Two months later, that record fell.
"Since those million-ride months," she said, "we've been consistently in the 900,000-plus range."
Karalekas said the biggest obstacle to more people riding the bus is fear.
"You have to get past that initial fear, the fear of the unknown," she said.
Commissioner Rides Express Bus
That's where HART's travel buddy comes in, she said. A live person will accompany the first-time rider and even pay for the ride, someone who "will come to you, figure out your route, where your bus stop is and what time the bus comes and how to read bus schedule."
Information on the program is available on the HART Web site, www.hartline.org, or by calling (813) 254-4278, the service's customer service line.
Hillsborough County Commissioner Al Higginbotham has started taking an express bus into town from his Plant City home.

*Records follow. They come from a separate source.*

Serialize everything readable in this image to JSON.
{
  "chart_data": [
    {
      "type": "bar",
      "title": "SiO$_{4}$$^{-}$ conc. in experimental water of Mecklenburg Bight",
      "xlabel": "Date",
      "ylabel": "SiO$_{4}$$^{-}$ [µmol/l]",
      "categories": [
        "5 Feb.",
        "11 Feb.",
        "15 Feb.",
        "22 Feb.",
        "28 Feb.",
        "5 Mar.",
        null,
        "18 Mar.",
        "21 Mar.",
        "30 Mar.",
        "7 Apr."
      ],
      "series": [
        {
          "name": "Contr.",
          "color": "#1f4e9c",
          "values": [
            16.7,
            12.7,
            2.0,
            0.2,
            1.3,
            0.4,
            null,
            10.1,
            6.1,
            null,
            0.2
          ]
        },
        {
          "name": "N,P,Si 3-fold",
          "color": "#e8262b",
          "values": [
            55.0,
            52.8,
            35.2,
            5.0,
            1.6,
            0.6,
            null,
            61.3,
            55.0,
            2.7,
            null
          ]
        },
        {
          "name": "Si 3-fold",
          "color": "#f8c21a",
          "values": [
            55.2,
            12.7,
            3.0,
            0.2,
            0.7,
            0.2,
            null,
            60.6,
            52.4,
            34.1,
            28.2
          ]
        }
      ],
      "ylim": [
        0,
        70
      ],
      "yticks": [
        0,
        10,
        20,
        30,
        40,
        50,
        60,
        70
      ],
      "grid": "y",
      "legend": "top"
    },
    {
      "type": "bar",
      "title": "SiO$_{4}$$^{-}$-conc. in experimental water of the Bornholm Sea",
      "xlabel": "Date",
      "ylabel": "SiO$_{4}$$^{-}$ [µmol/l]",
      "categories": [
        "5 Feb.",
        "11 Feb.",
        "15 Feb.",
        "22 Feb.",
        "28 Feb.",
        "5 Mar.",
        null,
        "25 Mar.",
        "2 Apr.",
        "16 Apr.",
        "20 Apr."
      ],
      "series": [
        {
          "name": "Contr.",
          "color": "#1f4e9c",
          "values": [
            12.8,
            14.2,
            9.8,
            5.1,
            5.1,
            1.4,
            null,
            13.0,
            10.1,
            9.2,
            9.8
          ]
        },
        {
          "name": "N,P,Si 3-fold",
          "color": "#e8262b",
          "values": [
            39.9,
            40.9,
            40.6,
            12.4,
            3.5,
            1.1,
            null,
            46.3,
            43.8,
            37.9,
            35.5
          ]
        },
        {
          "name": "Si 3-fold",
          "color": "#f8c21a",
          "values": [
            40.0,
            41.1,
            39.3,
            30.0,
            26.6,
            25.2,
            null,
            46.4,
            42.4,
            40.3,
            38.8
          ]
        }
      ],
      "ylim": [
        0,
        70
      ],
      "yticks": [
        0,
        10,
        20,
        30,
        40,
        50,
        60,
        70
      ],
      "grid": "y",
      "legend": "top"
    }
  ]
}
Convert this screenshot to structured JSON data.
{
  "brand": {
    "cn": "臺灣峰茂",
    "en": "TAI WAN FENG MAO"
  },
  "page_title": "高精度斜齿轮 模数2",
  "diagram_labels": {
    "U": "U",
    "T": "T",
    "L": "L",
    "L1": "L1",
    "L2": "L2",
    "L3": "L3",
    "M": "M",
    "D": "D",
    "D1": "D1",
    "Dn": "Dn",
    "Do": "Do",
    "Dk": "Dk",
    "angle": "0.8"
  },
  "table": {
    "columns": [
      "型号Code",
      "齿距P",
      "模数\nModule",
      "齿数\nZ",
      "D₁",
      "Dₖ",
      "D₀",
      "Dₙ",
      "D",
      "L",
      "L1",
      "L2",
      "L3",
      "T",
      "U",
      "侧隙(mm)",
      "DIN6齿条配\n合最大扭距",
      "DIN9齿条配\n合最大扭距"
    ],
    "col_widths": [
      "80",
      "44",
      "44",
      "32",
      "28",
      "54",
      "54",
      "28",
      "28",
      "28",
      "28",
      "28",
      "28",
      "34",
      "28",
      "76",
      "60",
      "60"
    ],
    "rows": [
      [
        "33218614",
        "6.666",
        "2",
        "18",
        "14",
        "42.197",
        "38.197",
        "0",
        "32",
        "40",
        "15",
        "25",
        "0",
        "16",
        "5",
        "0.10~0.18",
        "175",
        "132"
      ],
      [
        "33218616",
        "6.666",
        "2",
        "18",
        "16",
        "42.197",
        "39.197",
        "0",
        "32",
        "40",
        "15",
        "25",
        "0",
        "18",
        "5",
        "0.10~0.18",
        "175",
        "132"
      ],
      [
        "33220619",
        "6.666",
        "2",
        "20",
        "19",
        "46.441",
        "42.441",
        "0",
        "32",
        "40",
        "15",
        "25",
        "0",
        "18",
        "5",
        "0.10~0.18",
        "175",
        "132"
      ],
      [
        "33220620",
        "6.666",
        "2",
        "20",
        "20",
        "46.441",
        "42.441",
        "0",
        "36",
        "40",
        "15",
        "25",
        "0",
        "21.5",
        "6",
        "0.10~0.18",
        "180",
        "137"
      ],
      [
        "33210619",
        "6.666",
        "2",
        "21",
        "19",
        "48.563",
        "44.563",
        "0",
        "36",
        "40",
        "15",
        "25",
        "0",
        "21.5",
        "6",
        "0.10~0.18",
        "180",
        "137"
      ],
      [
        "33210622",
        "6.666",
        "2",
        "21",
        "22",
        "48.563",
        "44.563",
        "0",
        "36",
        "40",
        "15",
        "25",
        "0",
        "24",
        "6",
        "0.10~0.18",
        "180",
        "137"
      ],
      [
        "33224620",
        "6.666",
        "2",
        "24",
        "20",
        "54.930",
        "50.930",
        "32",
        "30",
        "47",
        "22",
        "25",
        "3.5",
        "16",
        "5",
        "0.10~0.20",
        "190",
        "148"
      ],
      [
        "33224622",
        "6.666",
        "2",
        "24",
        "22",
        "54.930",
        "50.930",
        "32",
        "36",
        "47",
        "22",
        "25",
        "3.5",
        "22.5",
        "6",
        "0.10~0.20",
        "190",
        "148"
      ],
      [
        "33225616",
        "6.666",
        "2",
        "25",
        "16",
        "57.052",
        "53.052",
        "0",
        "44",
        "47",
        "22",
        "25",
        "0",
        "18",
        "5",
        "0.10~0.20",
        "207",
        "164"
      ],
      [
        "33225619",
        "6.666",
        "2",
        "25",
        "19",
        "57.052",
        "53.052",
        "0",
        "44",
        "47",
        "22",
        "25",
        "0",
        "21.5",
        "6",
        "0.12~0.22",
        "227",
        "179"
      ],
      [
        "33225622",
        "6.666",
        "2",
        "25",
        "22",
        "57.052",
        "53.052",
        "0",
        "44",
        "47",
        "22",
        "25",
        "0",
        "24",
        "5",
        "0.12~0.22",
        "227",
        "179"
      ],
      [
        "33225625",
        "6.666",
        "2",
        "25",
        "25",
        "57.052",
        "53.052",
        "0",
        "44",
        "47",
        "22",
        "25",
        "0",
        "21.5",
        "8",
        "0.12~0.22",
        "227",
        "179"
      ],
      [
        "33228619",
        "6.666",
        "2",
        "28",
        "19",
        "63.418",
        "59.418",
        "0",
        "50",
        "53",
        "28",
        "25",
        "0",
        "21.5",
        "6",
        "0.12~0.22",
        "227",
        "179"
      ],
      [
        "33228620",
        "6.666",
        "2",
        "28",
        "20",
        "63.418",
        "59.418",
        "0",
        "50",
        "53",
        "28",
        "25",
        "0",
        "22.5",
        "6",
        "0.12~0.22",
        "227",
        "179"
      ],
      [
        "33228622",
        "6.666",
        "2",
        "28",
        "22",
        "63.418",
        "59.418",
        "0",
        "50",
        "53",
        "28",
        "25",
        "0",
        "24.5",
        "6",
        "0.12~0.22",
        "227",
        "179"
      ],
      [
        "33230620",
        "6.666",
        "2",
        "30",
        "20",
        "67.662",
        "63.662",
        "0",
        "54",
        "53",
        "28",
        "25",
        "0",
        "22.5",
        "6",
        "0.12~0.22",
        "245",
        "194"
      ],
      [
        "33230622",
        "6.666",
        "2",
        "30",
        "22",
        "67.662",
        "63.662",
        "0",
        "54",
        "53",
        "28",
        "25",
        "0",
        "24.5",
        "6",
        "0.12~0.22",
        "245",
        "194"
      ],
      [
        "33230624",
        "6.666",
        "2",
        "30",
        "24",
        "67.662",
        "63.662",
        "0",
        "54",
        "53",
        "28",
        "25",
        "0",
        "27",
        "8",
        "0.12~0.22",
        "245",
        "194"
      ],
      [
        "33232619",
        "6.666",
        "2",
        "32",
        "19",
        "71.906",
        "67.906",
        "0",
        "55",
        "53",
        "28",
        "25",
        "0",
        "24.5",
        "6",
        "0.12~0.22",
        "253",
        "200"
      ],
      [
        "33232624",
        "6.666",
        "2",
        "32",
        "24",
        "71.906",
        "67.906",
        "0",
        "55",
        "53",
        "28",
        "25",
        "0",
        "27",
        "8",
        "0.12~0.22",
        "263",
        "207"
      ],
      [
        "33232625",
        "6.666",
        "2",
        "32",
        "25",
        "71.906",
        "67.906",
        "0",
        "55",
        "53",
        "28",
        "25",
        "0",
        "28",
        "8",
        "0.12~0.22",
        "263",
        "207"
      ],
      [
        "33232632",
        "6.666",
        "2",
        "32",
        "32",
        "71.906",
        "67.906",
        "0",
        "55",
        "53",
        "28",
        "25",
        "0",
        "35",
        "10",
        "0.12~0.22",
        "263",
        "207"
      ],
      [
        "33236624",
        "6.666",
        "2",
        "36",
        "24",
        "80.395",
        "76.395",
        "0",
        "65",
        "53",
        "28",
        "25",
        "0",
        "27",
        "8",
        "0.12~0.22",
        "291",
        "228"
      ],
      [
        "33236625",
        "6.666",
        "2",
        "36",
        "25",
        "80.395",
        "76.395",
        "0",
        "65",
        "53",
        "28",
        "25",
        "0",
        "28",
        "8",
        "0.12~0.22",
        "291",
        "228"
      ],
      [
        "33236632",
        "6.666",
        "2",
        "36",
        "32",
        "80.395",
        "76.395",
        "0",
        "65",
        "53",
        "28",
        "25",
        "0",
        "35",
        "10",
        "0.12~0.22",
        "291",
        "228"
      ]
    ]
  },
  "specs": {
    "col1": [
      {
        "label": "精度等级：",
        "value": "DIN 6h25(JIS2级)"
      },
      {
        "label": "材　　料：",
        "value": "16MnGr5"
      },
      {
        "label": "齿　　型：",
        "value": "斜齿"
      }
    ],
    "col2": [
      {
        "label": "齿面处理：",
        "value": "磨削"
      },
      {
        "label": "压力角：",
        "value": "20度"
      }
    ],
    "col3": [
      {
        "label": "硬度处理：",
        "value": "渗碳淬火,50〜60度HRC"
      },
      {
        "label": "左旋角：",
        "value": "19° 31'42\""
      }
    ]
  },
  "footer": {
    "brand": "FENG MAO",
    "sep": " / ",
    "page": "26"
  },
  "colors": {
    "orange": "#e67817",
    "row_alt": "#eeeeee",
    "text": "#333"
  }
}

Now, he said, he swears by it.
"Four weeks ago, I said, 'I'm not going to pay $60 for a tank of gas as often as I am,'" Higginbotham said.
"The veteran riders, well over half of them, came from somewhere in the country where there was a well-developed transit system. New riders are skeptical because of what they thought they would find on the bus. That's where they are sadly wrong."
'Stress-Free Way To Get To Work'
U.S attorney's office spokesman Steve Cole started riding the bus from Temple Terrace downtown about two years ago, when gas prices hit an earlier spike.
"I was paying $85 a month to park in the Poe garage," Cole said, "plus the driving back and forth, the gas."
When gas prices began to drop, he remained loyal to the bus.
"From day one," he said, "I loved it. What a lot of people don't realize, is along with the price of gas, you don't have to drive. You can chat with other people, read the newspaper, read a book or just zone out. You can sleep on the way in if you want.
"It's a very stress-free way to get to work."
Cole takes an express that makes three stops in Temple Terrace and then, "It's like a rocket into downtown."
He said that when he started, there were a dozen or so riders on the bus. Now there are as many as 35. All know each other because they ride every day. All work downtown. They signed a petition within the past week or so asking HART to provide a bigger bus.
"I would say that within the past couple of weeks, every third day or so, somebody new comes aboard. It's not right for everybody, but I'm thrilled with it and you see that from a lot of people. It's not a chore to ride the bus. It really isn't."
Daily commuters taking the bus to and from work are a growing portion of the market.
Natalia Cerrito, who lives in Wesley Chapel and takes the bus every day to work downtown, said she rides for the convenience and savings, working on her laptop for most of the hourlong trip. Five of HART's commuter buses are equipped with free wireless Internet availability.
"I would pay $400 a month in gas and parking fees," she said. "So, I'm saving a good amount."